In Latin America good manners dictate that one takes his hat off when meeting with people and/or going indoors. Not doing so leads, among other penalties, to the loss of the presidency. There is a new political school in our region that equates popular appeal with loutishness. This trend started with Hugo Chavez, who decided that Venezuelans would rather identify with a brute rather with someone with refined manners. A real man, he would say, must smell like a goat. To his wife, he would inform on national TV, "get ready, baby, tonight I will give you what you are longing for". He expressed his philosophical differences with Bush by telling him: "Mr. Bush, iu ar a donki, a drunkard". To Condoleeza Rice he would send a message: "I know you have the hots for me but I just can't bring myself to...".
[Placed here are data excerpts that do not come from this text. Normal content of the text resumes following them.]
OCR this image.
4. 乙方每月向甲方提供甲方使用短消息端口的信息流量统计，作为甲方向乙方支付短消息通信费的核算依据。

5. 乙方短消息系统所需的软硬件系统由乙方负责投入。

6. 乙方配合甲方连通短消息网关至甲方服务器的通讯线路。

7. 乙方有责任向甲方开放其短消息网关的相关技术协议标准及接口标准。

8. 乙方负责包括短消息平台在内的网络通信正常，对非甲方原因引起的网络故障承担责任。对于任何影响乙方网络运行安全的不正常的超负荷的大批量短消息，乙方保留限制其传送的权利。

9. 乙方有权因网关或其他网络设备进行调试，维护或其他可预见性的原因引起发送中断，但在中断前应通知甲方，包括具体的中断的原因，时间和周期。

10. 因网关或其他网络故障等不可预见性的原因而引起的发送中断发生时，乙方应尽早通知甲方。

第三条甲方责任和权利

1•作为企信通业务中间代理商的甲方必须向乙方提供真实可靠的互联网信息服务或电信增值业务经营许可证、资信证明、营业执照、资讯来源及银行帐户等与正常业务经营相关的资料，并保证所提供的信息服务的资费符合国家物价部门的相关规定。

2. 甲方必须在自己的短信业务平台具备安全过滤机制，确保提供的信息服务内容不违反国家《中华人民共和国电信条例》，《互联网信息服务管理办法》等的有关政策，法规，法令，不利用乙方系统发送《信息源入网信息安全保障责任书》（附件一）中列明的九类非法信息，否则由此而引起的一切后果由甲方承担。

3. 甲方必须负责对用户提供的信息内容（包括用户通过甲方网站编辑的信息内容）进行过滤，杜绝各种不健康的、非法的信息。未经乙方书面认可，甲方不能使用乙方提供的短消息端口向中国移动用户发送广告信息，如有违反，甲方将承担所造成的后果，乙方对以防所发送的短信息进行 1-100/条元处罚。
Rafael Correa, although better schooled than the Venezuelan neandertal, would comment after the visit of U.S. Congressman McGovern to Ecuador: "He is a nice person, I thought he was a gangster like all Republicans" [McGovern is a democrat].
Daniel Ortega is probably the gold standard of loutish behavior. He lives in a house that he took forcibly from his current vicepresident (who seems to have forgiven him) and for about 14 years raped systematically his step-daughter, with the complicity of the mother, Rosario Murillo (his wife and real force behind the presidency of Nicaragua).
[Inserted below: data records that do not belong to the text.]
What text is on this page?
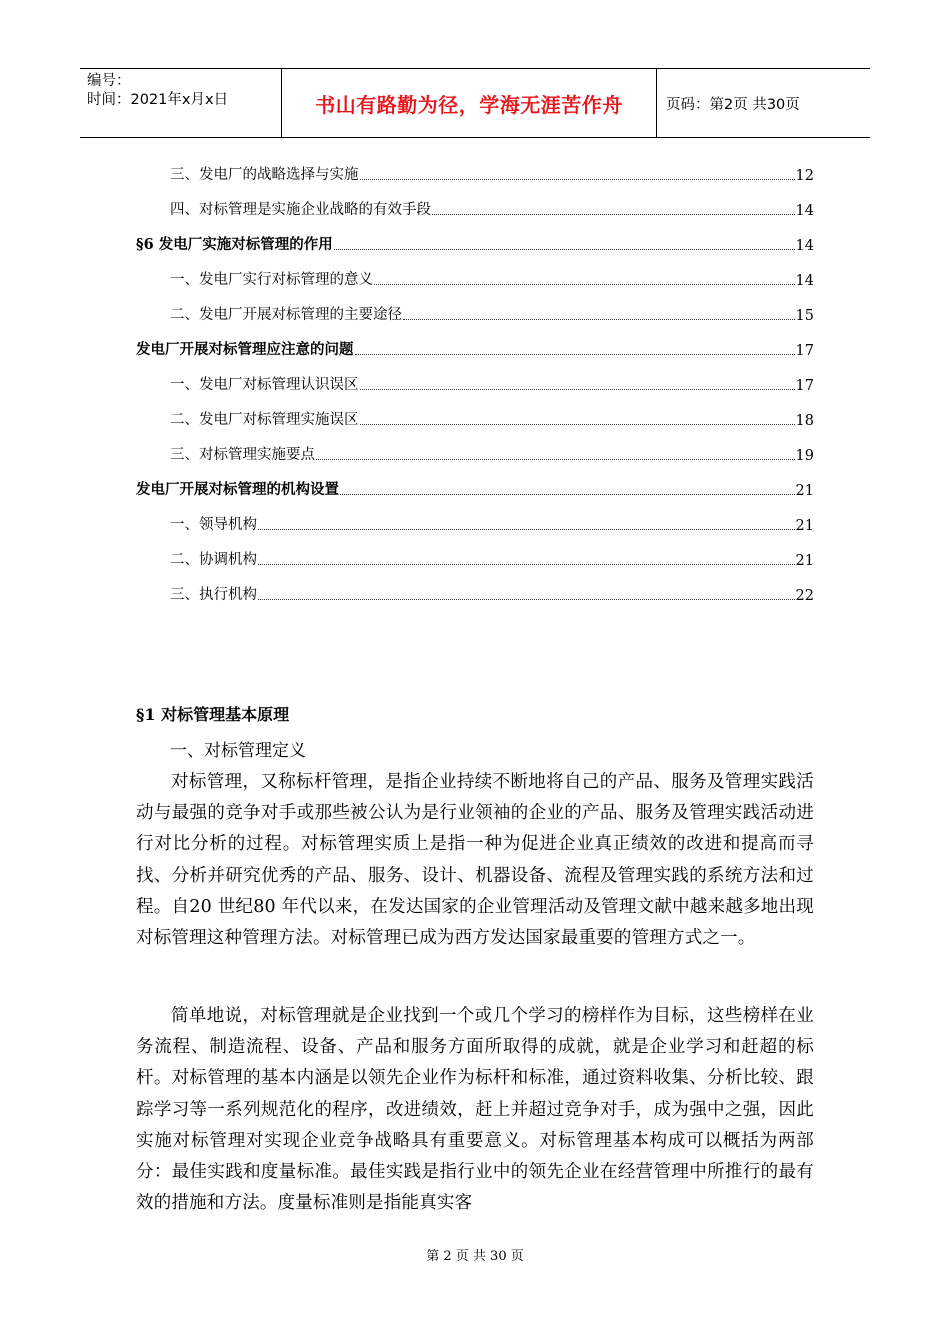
编号：
时间：2021年x月x日	书山有路勤为径，学海无涯苦作舟	页码：第2页 共30页
三、发电厂的战略选择与实施	12
四、对标管理是实施企业战略的有效手段	14
§6 发电厂实施对标管理的作用	14
一、发电厂实行对标管理的意义	14
二、发电厂开展对标管理的主要途径	15
发电厂开展对标管理应注意的问题	17
一、发电厂对标管理认识误区	17
二、发电厂对标管理实施误区	18
三、对标管理实施要点	19
发电厂开展对标管理的机构设置	21
一、领导机构	21
二、协调机构	21
三、执行机构	22
§1 对标管理基本原理
一、对标管理定义
对标管理，又称标杆管理，是指企业持续不断地将自己的产品、服务及管理实践活动与最强的竞争对手或那些被公认为是行业领袖的企业的产品、服务及管理实践活动进行对比分析的过程。对标管理实质上是指一种为促进企业真正绩效的改进和提高而寻找、分析并研究优秀的产品、服务、设计、机器设备、流程及管理实践的系统方法和过程。自20 世纪80 年代以来，在发达国家的企业管理活动及管理文献中越来越多地出现对标管理这种管理方法。对标管理已成为西方发达国家最重要的管理方式之一。
简单地说，对标管理就是企业找到一个或几个学习的榜样作为目标，这些榜样在业务流程、制造流程、设备、产品和服务方面所取得的成就，就是企业学习和赶超的标杆。对标管理的基本内涵是以领先企业作为标杆和标准，通过资料收集、分析比较、跟踪学习等一系列规范化的程序，改进绩效，赶上并超过竞争对手，成为强中之强，因此实施对标管理对实现企业竞争战略具有重要意义。对标管理基本构成可以概括为两部分：最佳实践和度量标准。最佳实践是指行业中的领先企业在经营管理中所推行的最有效的措施和方法。度量标准则是指能真实客
第 2 页 共 30 页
Evo Morales is more moderate, although he is learning quickly. "In two years" he said, "the government employee who does not speak Quechua will be fired"; or, "The foreign oil companies are thieves"; or, "Alan Garcia is a traitor and the worst president in the world".
Fernando Lugo, the bishop on leave while president of Paraguay, who has been accused by four women to be the father of their children [he has accepted one or two of them already], has declared his admiration for Chavez and says: "If he is a dictator, I want to be a dictator too"
Zelaya, of course, is the newest Chavez recruit. He purports to be a man from the rural backwaters of Honduras and looks and sound the part by behaving in a boorish manner. He has been a rich land and cattle owner for years but now desires both more money and unlimited power.
This epidemics of loutish manners seems to confirm Wittgenstein's ideas about language being firmly interwoven with the fabric of life, making up the boundaries of our own world. In the case of the ALBA club members, their language and manners is clearly the expression of their swinish political attitudes.
2 comentarios:
You should read about José "Pepe" Mujica, Uruguayan presidential candidate for the ruling left-wing party (Frente Amplio). He is rude, gross, is proud of never wearing a suit or tie, and of not belonging to the elite "intelligentsia". And people love him! I think our societies are sick, morals and education are outdated... And I am worried, very worried!
In the 60's people took acid to make the world weird. Now the world is weird and people take Prozac to make it normal.